In 1979, Steve was working in retail management. While the retail market had begun slowing down, he noticed that the real estate market was really thriving. Thinking he could take advantage of this booming economy, he decided to get his real estate license. In the days before Zillow and Trulia, being a Realtor® was the only way to be able to get in on the good deals, as all of the real estate listings were privatized. Steve became licensed in order to gain access to those listings in the hopes that he would be able to find properties to buy and flip. Shortly after becoming licensed, he did just that. Steve purchased a small home on Quigley St. in Grand Rapids, Michigan for $16,000 with $2,000 down on a land contract. He flipped the house within 3 months, selling it for $23,000 and making over $6,000 profit. That led to a revelation in Steve’s mind that all he had to do was “wash, rinse, and repeat” this cycle multiple times in a year and he would be making more than double his salary as a retail manager.
The economic recession in 1981 drove the interest rate to 17% on mortgages which made buying a house something that many people were unable to do. This created challenges when trying to buy and flip for a profit. The only other reasonable solution was to rent homes since people couldn’t afford to buy at the steep interest rates. This caused Steve to go from flipper to landlord. Since purchasing his first property, he had increased his portfolio to three properties that he rented out as single, double, and triple units. He worked that up to 12 properties in about nine months. Looking to expand on his newfound success as a landlord, he was surprised when a 23 unit property fell into his lap. He thought it was something he would never be able to do–managing a property as large as that– until it was pointed out to him that at the end of the day it’s all just numbers. The bigger property was the same business – wise as the small units he was renting out, just larger numbers. After talking with his wife, they decided to go for it, and they bought the unit. The rest is history!

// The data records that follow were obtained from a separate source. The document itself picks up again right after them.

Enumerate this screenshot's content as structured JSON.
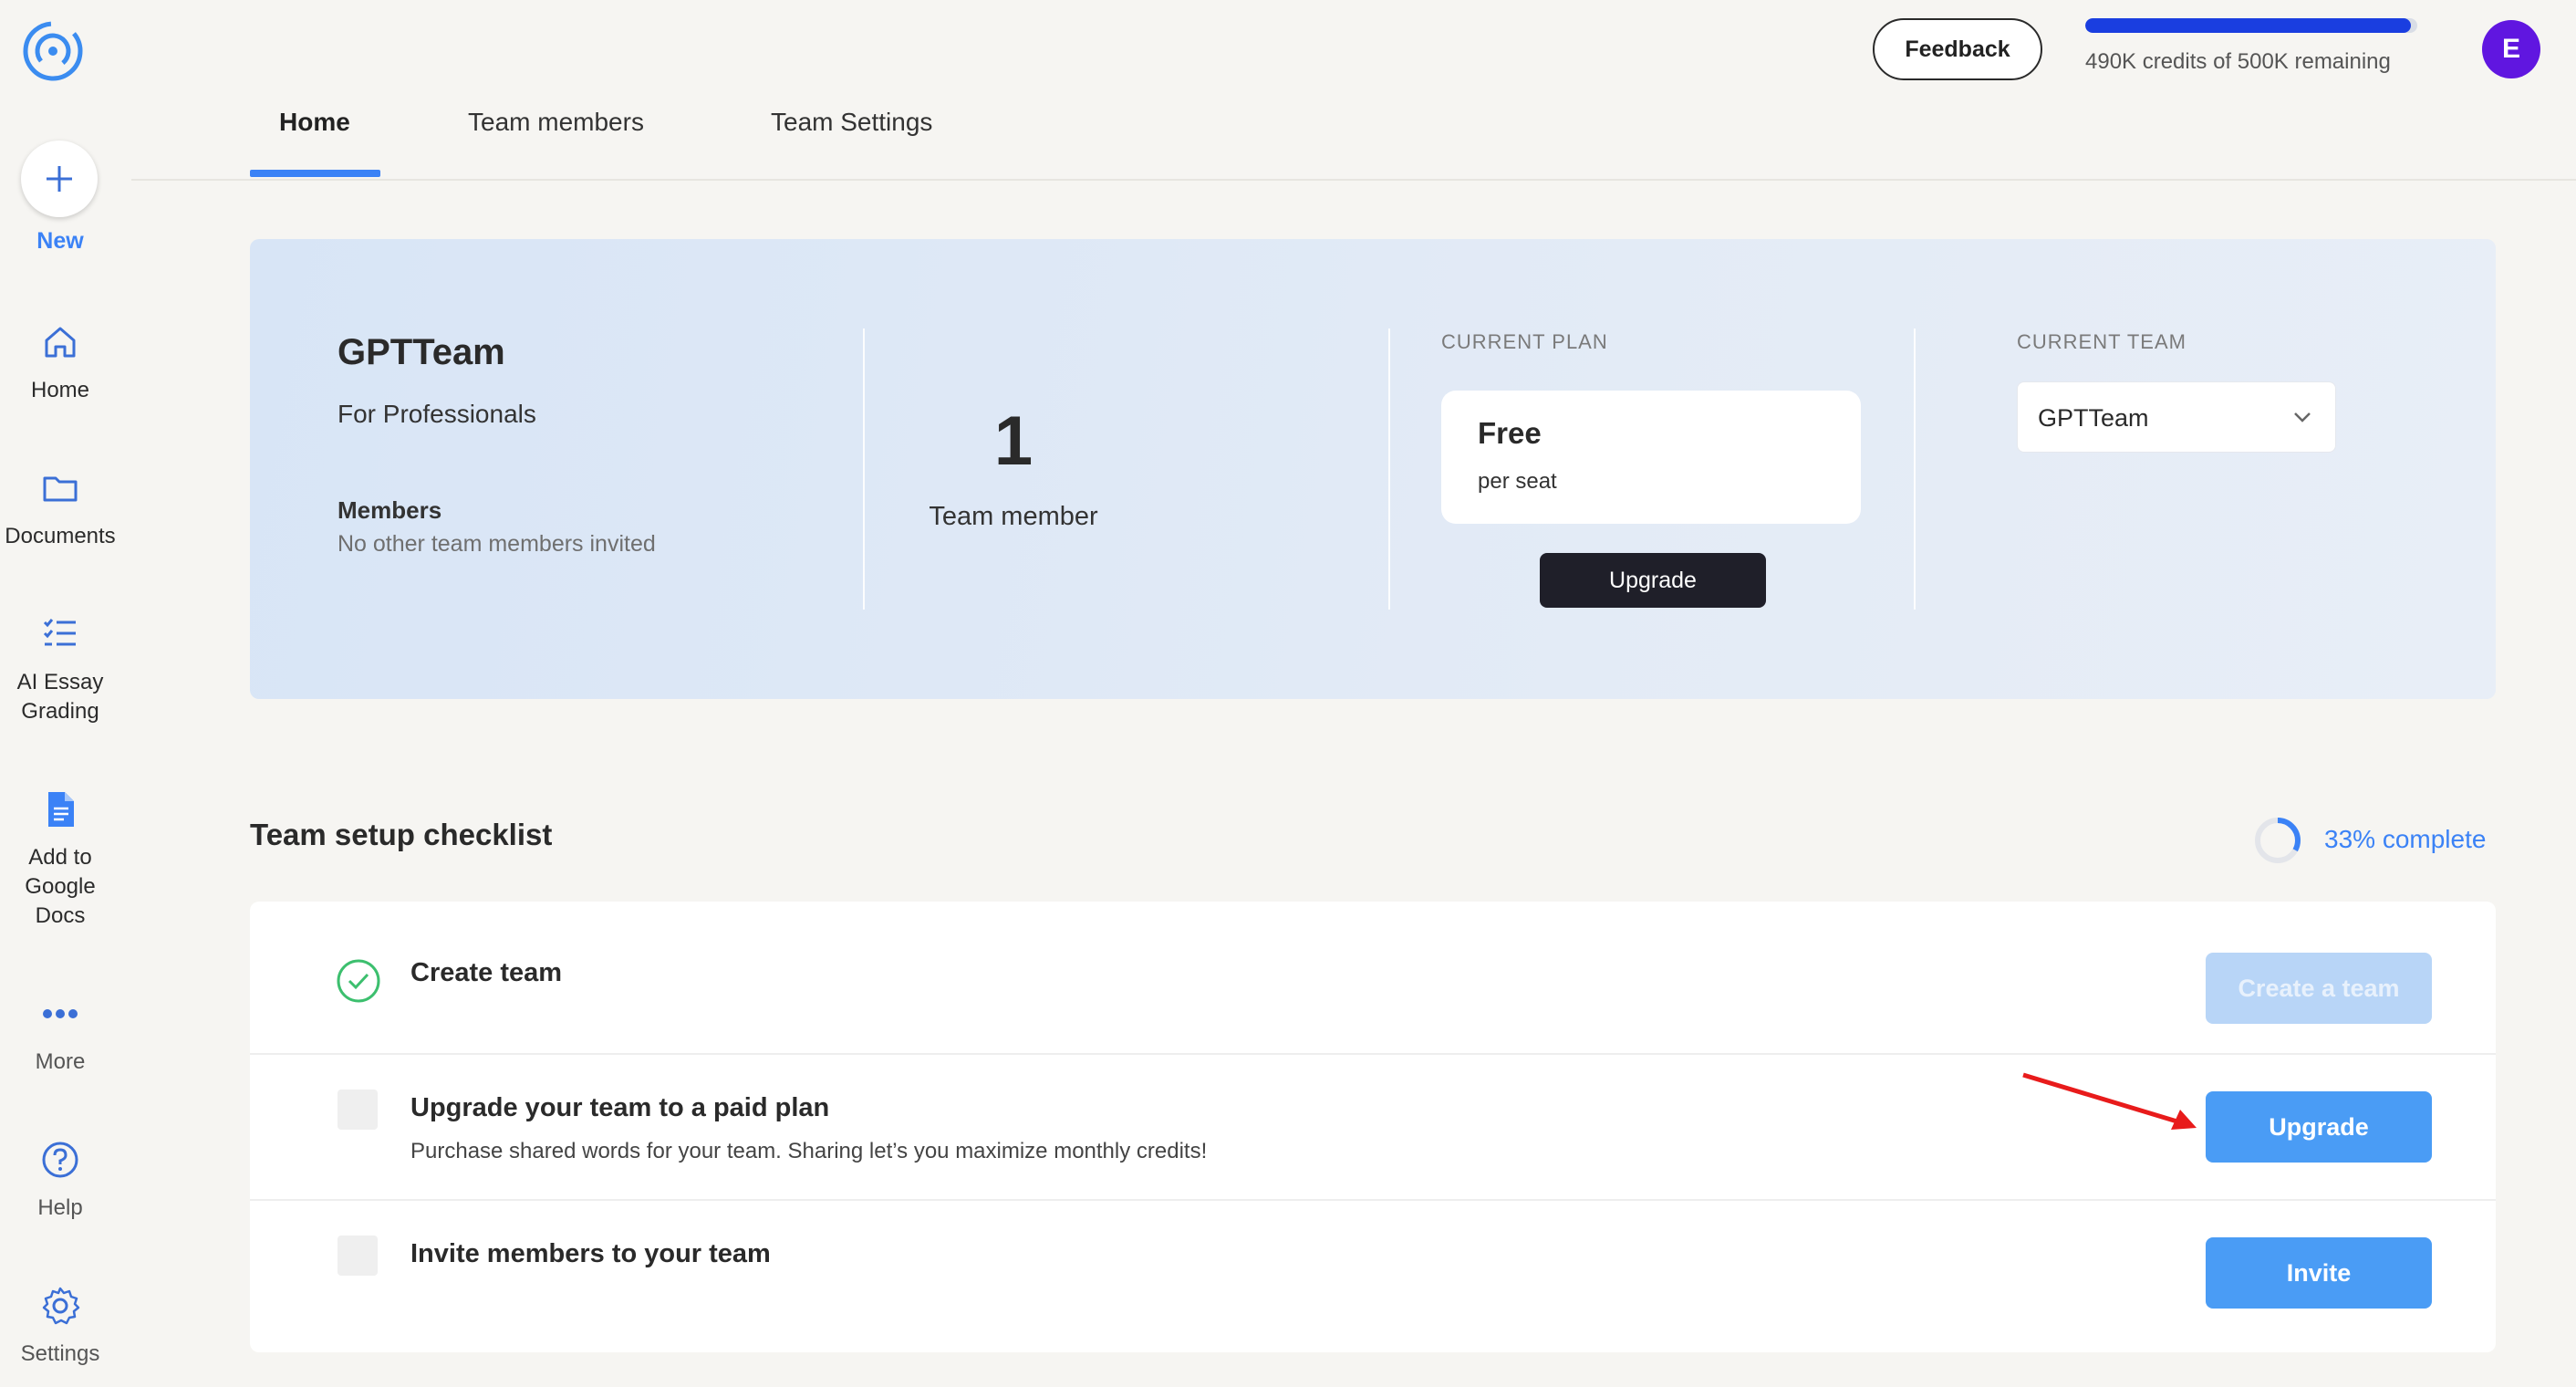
{
  "sidebar": {
    "new_label": "New",
    "items": [
      {
        "label": "Home",
        "icon": "home-icon"
      },
      {
        "label": "Documents",
        "icon": "folder-icon"
      },
      {
        "label": "AI Essay Grading",
        "icon": "checklist-icon"
      },
      {
        "label": "Add to Google Docs",
        "icon": "google-docs-icon"
      },
      {
        "label": "More",
        "icon": "more-icon"
      },
      {
        "label": "Help",
        "icon": "help-icon"
      },
      {
        "label": "Settings",
        "icon": "gear-icon"
      }
    ]
  },
  "header": {
    "feedback_label": "Feedback",
    "credits_text": "490K credits of 500K remaining",
    "credits_fraction": 0.98,
    "avatar_initial": "E"
  },
  "tabs": [
    {
      "label": "Home",
      "active": true
    },
    {
      "label": "Team members",
      "active": false
    },
    {
      "label": "Team Settings",
      "active": false
    }
  ],
  "team_card": {
    "name": "GPTTeam",
    "subtitle": "For Professionals",
    "members_title": "Members",
    "members_note": "No other team members invited",
    "member_count": "1",
    "member_label": "Team member",
    "plan_heading": "CURRENT PLAN",
    "plan_name": "Free",
    "plan_seat": "per seat",
    "upgrade_label": "Upgrade",
    "team_heading": "CURRENT TEAM",
    "team_selected": "GPTTeam"
  },
  "checklist": {
    "title": "Team setup checklist",
    "progress_text": "33% complete",
    "progress_fraction": 0.33,
    "items": [
      {
        "title": "Create team",
        "description": "",
        "done": true,
        "action": "Create a team",
        "action_disabled": true
      },
      {
        "title": "Upgrade your team to a paid plan",
        "description": "Purchase shared words for your team. Sharing let’s you maximize monthly credits!",
        "done": false,
        "action": "Upgrade",
        "action_disabled": false
      },
      {
        "title": "Invite members to your team",
        "description": "",
        "done": false,
        "action": "Invite",
        "action_disabled": false
      }
    ]
  },
  "colors": {
    "accent": "#3b82f6",
    "avatar": "#6016e0",
    "credits_bar": "#1a3ee0",
    "annotation_arrow": "#e81b1b"
  }
}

Starting with 12 units in 1987, Steve increased his portfolio by 10x, to 120 units in 5 years. He personally managed these properties as well as adding some commercial property along the way. Steve has helped negotiate deals as a real estate broker for many people during his career. His personal portfolio has approached 10 million in total value of purchases and sales over a number of years. The most money Steve ever made on a deal was on a zero down deal that provided a gross profit of $50,000 in six months. He stresses that while there is potential for profit in a short term flip, most of his success has come from investments over time. One of Steve’s most recent successes was being featured on HGTV for a tiny home project. With the rise of the tiny home, Steve saw it as just one more way to adapt to the market and to use the trends of the time as a means to success.
Steve’s favorite part of the business is negotiating the deal. “Putting agreements together that meet the needs of both buyer and seller is very satisfying. The most difficult part of negotiating is waiting. I once waited 11 years to close a deal on one property. Fortunately I can multitask.” he says. Despite all of his success, Steve has made some mistakes along the way. One of the biggest mistakes he can recall is early on, buying only based on price and terms without consideration as to whether the building would fit into his portfolio. Buying buildings that needed a lot of work “just because he could” ended up being a large drain on time, energy, and funds in the long run. This diluted efforts to improve his overall portfolio.
One of the biggest influences in Steve’s career and his favorite real estate guru is Jeffery Taylor, aka, Mr. Landlord. “When I was president of RPOA, he was the first of the nationally known speakers I invited to one of our early conferences. He offers a wealth of very practical tips and advice.”
As an early member of the RPOA, Steve had a few thoughts on how not only being a member but also being on the board has helped him over the years. He stresses the advantages of the RPOA for those just starting out in real estate and states that joining the RPOA is an invaluable way to meet others in the business that are willing to share their experience. Finding mentors and learning from their mistakes is one way to avoid pitfalls and to ensure success as a Realtor®, investor, or landlord. “A membership with the RPOA is one of the best ways you can invest in yourself”. Beyond being a member, becoming a board or committee member provides even more opportunities to participate and learn from the best of the best; the people on the top.
When the RPOA was starting out, it was Steve’s vision to professionalize the association and to hire a director. It took 10 years, but they finally did it and were able to bring Clay Powell on board as director. From there, they worked to make the RPOA more beneficial to its members, and expanded with educational tools and classes, and professional lobbying. They were able to make the RPOA a more proactive and less reactive organization. The RPOA has since worked to give back to the community and to self-police landlords in the area, making it a respectable and admirable company.
Steve’s parting words to people just starting out in the business are to always believe in yourself. “Never think ‘there’s no way’”, he says. “Always believe you’ll accomplish your goal, and you will find a way to do it.”